Magnetorotational instability in Taylor-Couette flows between cylinders with finite electrical conductivity

The nonaxisymmetric azimuthal magnetorotational instability is studied for hydromagnetic Taylor-Couette flows between cylinders of finite electrical conductivity. We find that the magnetic Prandtl number Pm determines whether perfectly conducting or insulating boundary conditions lead to lower Hartmann numbers for the onset of instability. Regardless of the imposed rotation profile, for small Pm the solutions for perfectly conducting cylinders become unstable for weaker magnetic fields than the solutions for insulating cylinders. The critical Hartmann and Reynolds numbers form monotonic functions of the ratio sigma of the electrical conductivities of the cylinders and the fluid, such that sigma = O(10) provides a very good approximation to perfectly conducting cylinders, and sigma = O(0.1) a very good approximation to insulating cylinders.
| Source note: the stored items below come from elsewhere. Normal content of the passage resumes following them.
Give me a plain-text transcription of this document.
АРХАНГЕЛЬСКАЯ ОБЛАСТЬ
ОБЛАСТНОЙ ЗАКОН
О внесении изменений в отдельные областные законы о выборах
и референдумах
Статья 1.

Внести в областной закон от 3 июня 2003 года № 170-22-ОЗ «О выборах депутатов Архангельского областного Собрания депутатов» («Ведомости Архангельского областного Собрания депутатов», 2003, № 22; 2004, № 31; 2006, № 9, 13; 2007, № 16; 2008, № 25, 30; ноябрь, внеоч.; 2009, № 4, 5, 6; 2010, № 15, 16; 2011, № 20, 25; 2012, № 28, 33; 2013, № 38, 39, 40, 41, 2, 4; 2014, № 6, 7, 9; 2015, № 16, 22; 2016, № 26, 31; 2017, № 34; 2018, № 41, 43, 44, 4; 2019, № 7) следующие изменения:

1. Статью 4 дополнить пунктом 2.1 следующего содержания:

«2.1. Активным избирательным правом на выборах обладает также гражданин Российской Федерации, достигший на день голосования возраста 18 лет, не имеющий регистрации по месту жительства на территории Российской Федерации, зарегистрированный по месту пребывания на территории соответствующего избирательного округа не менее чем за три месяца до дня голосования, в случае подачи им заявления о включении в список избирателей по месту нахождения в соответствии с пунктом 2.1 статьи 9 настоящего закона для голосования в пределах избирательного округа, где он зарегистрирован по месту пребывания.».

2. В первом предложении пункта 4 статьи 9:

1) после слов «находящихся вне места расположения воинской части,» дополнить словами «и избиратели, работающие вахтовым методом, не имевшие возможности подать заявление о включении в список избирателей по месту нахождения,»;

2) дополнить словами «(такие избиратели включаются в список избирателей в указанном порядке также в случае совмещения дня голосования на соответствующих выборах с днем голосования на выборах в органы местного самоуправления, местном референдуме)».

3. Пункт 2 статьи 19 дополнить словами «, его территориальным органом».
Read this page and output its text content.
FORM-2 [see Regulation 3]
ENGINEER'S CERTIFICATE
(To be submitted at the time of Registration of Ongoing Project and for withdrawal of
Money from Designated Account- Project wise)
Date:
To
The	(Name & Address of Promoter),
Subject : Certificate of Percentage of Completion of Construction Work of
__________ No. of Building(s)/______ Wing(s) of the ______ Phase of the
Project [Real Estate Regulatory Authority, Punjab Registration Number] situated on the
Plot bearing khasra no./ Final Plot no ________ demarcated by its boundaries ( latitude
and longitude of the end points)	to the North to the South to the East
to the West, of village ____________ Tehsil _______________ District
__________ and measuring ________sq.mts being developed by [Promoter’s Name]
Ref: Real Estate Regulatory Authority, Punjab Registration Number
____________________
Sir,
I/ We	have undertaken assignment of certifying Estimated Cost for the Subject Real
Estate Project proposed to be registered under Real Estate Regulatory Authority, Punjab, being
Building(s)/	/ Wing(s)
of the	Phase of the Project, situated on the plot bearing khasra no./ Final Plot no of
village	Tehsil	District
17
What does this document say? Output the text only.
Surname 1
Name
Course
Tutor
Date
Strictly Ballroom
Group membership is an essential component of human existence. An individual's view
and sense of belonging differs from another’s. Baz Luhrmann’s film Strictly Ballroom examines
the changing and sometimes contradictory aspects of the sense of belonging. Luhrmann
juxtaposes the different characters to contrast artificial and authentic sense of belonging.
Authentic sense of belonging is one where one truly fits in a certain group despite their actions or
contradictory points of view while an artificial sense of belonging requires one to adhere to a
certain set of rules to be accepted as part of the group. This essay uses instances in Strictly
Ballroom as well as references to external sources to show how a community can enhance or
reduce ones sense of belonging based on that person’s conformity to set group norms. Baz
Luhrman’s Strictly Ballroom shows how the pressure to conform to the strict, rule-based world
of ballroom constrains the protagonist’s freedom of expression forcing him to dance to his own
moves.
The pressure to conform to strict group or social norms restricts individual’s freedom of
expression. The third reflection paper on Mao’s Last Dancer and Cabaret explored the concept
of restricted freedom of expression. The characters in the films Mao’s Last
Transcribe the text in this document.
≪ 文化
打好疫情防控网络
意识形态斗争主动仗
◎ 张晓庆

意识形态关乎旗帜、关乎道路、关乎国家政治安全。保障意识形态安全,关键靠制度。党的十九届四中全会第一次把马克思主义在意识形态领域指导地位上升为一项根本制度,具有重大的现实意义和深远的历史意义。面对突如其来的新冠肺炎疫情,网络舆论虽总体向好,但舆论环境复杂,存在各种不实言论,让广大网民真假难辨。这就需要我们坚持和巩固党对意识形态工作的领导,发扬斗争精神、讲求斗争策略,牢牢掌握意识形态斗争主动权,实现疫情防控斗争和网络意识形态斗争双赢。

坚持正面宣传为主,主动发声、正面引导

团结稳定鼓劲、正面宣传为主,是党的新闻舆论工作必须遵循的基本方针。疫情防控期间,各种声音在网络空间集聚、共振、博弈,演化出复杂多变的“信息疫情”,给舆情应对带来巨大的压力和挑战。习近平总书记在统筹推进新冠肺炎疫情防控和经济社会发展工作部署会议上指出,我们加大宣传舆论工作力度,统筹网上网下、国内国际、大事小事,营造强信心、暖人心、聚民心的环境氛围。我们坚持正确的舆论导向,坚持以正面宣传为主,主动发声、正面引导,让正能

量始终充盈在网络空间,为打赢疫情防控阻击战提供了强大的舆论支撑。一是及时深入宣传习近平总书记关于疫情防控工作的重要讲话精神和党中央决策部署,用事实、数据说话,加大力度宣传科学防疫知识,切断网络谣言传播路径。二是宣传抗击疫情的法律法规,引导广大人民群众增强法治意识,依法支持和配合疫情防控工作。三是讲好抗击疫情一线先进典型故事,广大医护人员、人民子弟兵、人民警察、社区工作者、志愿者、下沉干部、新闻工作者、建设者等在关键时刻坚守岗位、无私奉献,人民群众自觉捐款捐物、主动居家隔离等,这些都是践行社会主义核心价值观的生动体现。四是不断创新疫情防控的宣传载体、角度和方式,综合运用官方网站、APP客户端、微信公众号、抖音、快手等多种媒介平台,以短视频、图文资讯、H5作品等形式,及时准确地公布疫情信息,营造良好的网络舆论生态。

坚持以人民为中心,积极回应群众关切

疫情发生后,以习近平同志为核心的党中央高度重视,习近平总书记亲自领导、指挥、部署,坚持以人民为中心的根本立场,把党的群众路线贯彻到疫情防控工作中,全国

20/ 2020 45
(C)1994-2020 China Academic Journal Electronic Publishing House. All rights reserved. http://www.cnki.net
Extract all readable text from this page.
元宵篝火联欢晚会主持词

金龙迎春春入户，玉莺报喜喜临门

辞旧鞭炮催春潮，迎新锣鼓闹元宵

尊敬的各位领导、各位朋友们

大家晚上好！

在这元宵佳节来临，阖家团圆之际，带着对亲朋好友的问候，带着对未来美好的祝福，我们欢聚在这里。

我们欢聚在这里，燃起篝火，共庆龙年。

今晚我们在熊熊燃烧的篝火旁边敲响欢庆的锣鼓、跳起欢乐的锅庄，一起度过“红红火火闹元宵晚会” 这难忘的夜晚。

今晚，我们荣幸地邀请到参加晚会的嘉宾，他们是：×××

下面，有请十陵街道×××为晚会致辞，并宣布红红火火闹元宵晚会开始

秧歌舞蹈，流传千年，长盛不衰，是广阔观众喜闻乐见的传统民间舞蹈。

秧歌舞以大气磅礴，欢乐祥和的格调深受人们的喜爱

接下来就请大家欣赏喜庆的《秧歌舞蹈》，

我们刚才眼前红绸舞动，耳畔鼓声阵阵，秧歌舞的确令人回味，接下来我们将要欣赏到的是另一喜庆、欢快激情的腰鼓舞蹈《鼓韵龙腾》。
These results are of particular relevance for the super-rotating case where the outer cylinder rotates faster than the inner one; in this case the critical onset values are substantially different for perfectly conducting versus insulating boundary conditions. An experimental realization of the super-rotating instability, with liquid sodium as the fluid and cylinders made of copper, would require an electric current of at least 33.5 kA running along the central axis.